The album follows a concept, the album ‘follows the story of a man and those closest to him in their struggles with right and wrong, love and hate, faith and sin’. Whether that appeals to some people out there is not my business. What is my business though is how good this concept is and how well it is pulled off. The concept is not necessary to the enjoyment of the album, but of course it enhances the appeal of the whole album. This appeal is not unfounded, as much of it is very good but it seems unfocused. If you have the patience to work out the concept while listening to the lyrics, you will be rewarded. It all concludes well towards the end and although the moral has been heard multiple times from many different people, it seems like we all need reminders of it now and then.

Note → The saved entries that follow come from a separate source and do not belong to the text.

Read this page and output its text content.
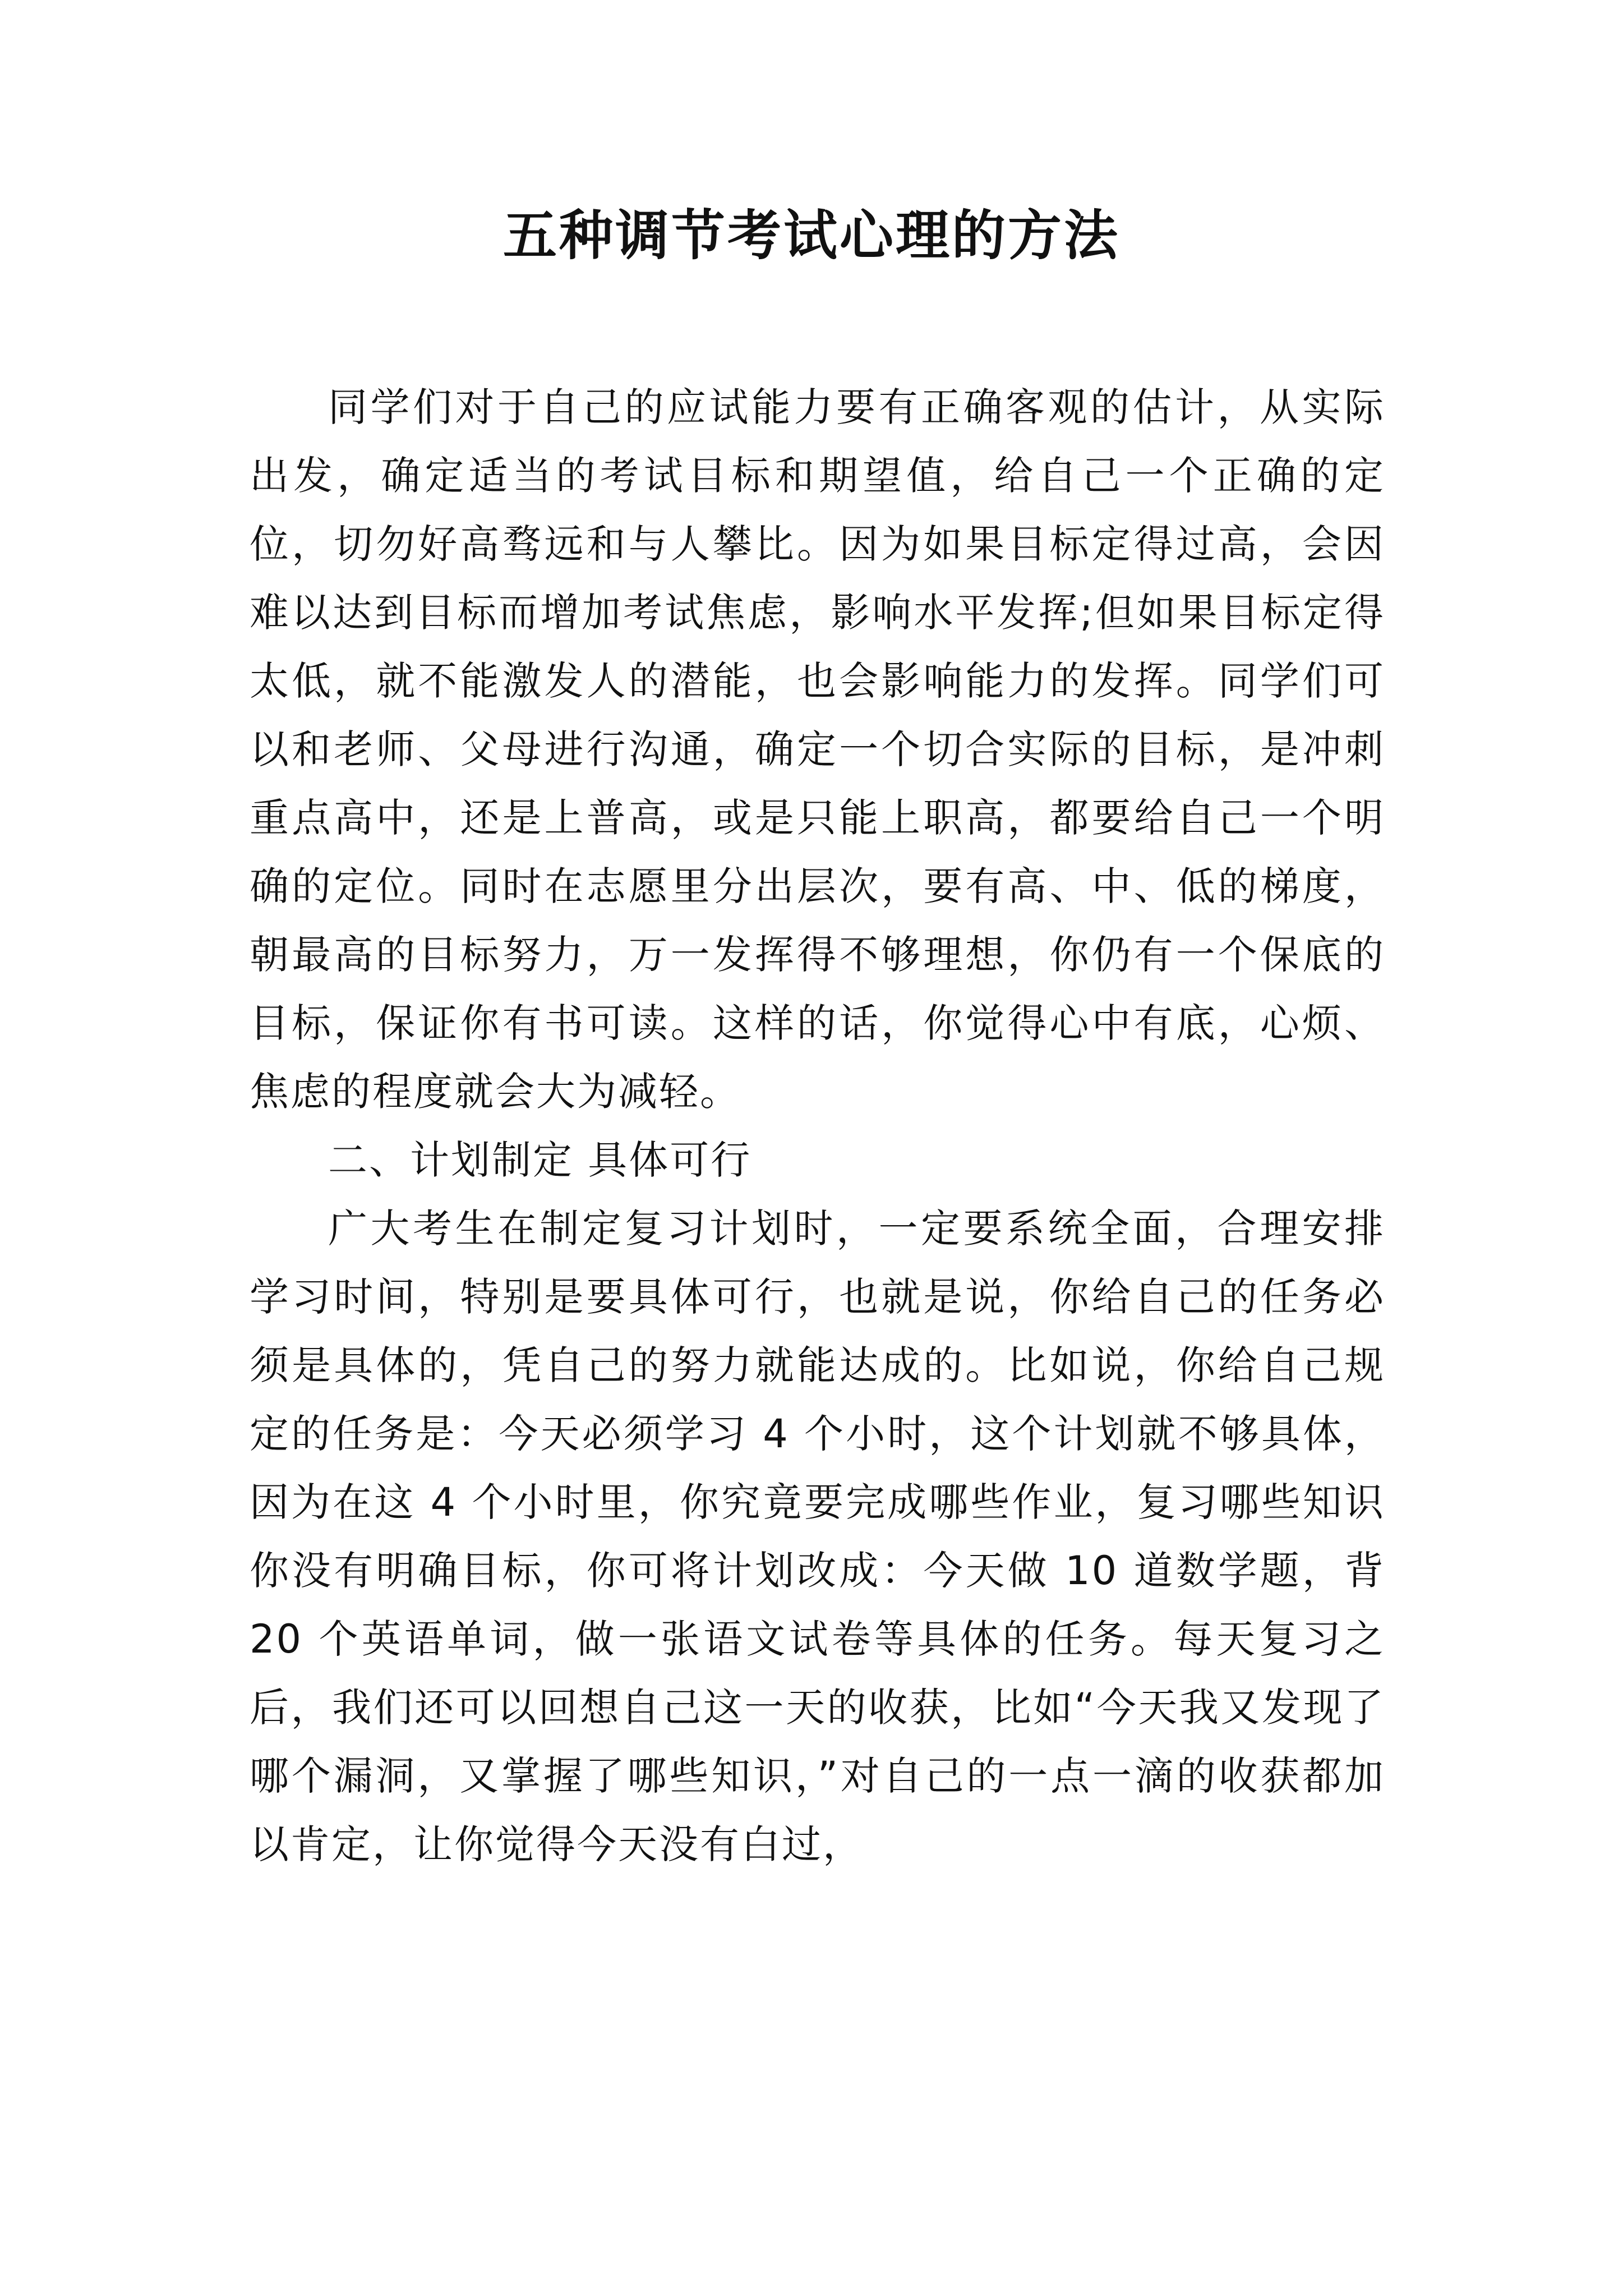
五种调节考试心理的方法

同学们对于自己的应试能力要有正确客观的估计，从实际出发，确定适当的考试目标和期望值，给自己一个正确的定位，切勿好高骛远和与人攀比。因为如果目标定得过高，会因难以达到目标而增加考试焦虑，影响水平发挥;但如果目标定得太低，就不能激发人的潜能，也会影响能力的发挥。同学们可以和老师、父母进行沟通，确定一个切合实际的目标，是冲刺重点高中，还是上普高，或是只能上职高，都要给自己一个明确的定位。同时在志愿里分出层次，要有高、中、低的梯度，朝最高的目标努力，万一发挥得不够理想，你仍有一个保底的目标，保证你有书可读。这样的话，你觉得心中有底，心烦、焦虑的程度就会大为减轻。

二、计划制定 具体可行

广大考生在制定复习计划时，一定要系统全面，合理安排学习时间，特别是要具体可行，也就是说，你给自己的任务必须是具体的，凭自己的努力就能达成的。比如说，你给自己规定的任务是：今天必须学习 4 个小时，这个计划就不够具体，因为在这 4 个小时里，你究竟要完成哪些作业，复习哪些知识你没有明确目标，你可将计划改成：今天做 10 道数学题，背 20 个英语单词，做一张语文试卷等具体的任务。每天复习之后，我们还可以回想自己这一天的收获，比如“今天我又发现了哪个漏洞，又掌握了哪些知识，”对自己的一点一滴的收获都加以肯定，让你觉得今天没有白过，
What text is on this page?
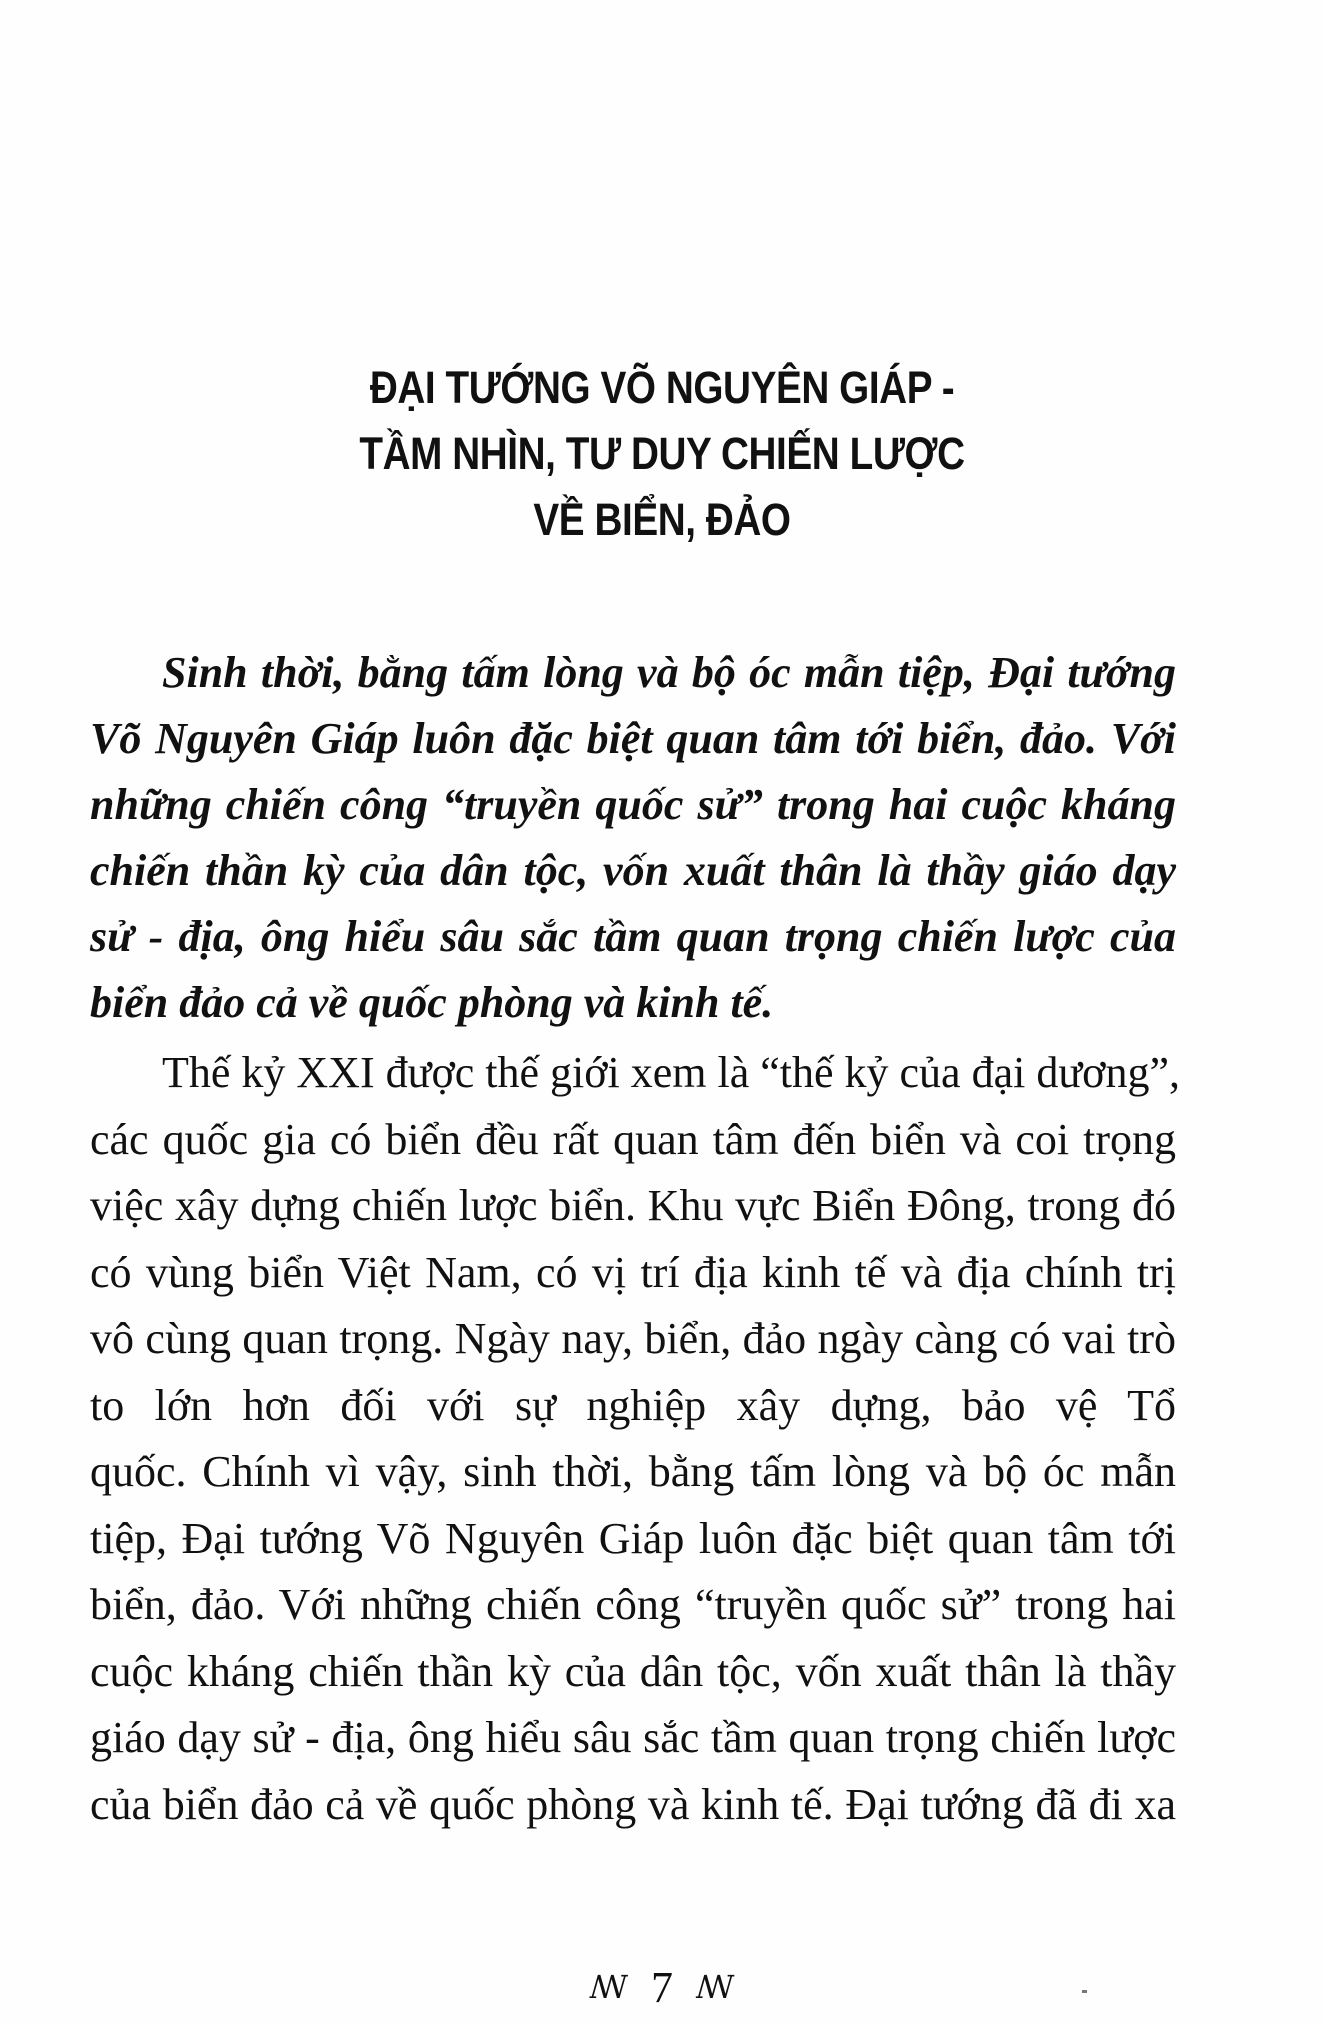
ĐẠI TƯỚNG VÕ NGUYÊN GIÁP -
TẦM NHÌN, TƯ DUY CHIẾN LƯỢC
VỀ BIỂN, ĐẢO
Sinh thời, bằng tấm lòng và bộ óc mẫn tiệp, Đại tướng
Võ Nguyên Giáp luôn đặc biệt quan tâm tới biển, đảo. Với
những chiến công “truyền quốc sử” trong hai cuộc kháng
chiến thần kỳ của dân tộc, vốn xuất thân là thầy giáo dạy
sử - địa, ông hiểu sâu sắc tầm quan trọng chiến lược của
biển đảo cả về quốc phòng và kinh tế.
Thế kỷ XXI được thế giới xem là “thế kỷ của đại dương”,
các quốc gia có biển đều rất quan tâm đến biển và coi trọng
việc xây dựng chiến lược biển. Khu vực Biển Đông, trong đó
có vùng biển Việt Nam, có vị trí địa kinh tế và địa chính trị
vô cùng quan trọng. Ngày nay, biển, đảo ngày càng có vai trò
to lớn hơn đối với sự nghiệp xây dựng, bảo vệ Tổ
quốc. Chính vì vậy, sinh thời, bằng tấm lòng và bộ óc mẫn
tiệp, Đại tướng Võ Nguyên Giáp luôn đặc biệt quan tâm tới
biển, đảo. Với những chiến công “truyền quốc sử” trong hai
cuộc kháng chiến thần kỳ của dân tộc, vốn xuất thân là thầy
giáo dạy sử - địa, ông hiểu sâu sắc tầm quan trọng chiến lược
của biển đảo cả về quốc phòng và kinh tế. Đại tướng đã đi xa
ꟿ 7 ꟿ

Lyrically, the album is on form. Not just for following the concept either. Several of the songs can be listened as a separate entity from the rest of the album and these are perhaps the best songs on the album. The two examples that immediately spring to mind are the songs Brain Cell
and Nothing To Give
. Brain Cell follows someone’s life; it is not important who as it is meant universally. The repeated chorus line goes, ‘Living in a world no different from a cell’. This is basically the whole message of the song in one line. The verses elaborate further. Perhaps unsurprisingly, the best verse comes from Kno. I’ll paraphrase the song: no matter where you are, how old you are, how privileged you think you might be, you are trapped. Conceptually the song is entirely the protagonist’s imagination, but it’s still strong and may resonate within certain people, and that’s what a rap song is for. The other highlight, Nothing To Give
follows Deacon The Villain’s character as he takes a stroll through the city at night and sees the ‘underhanded theatrics’ that happen on a nightly basis. While the message may not be as strong, it is definitely one of the stronger songs on the album, with possibly the best beat too of high piano notes with a good amount of echo, but that’s difficult to say.
So there you have it, a hip hop album that could potentially appeal to everyone. For the hip hop fans, it’s impossible not to like. For more rock oriented listeners, the beats will more than suffice to give enjoyment. Of course, there will always be the arrogant ‘metalheads’ of the world that will merely take a look at the cover of this album and dismiss it, but really, who cares about them? It’s their loss that they’re missing out on one of the gems of the hip hop world.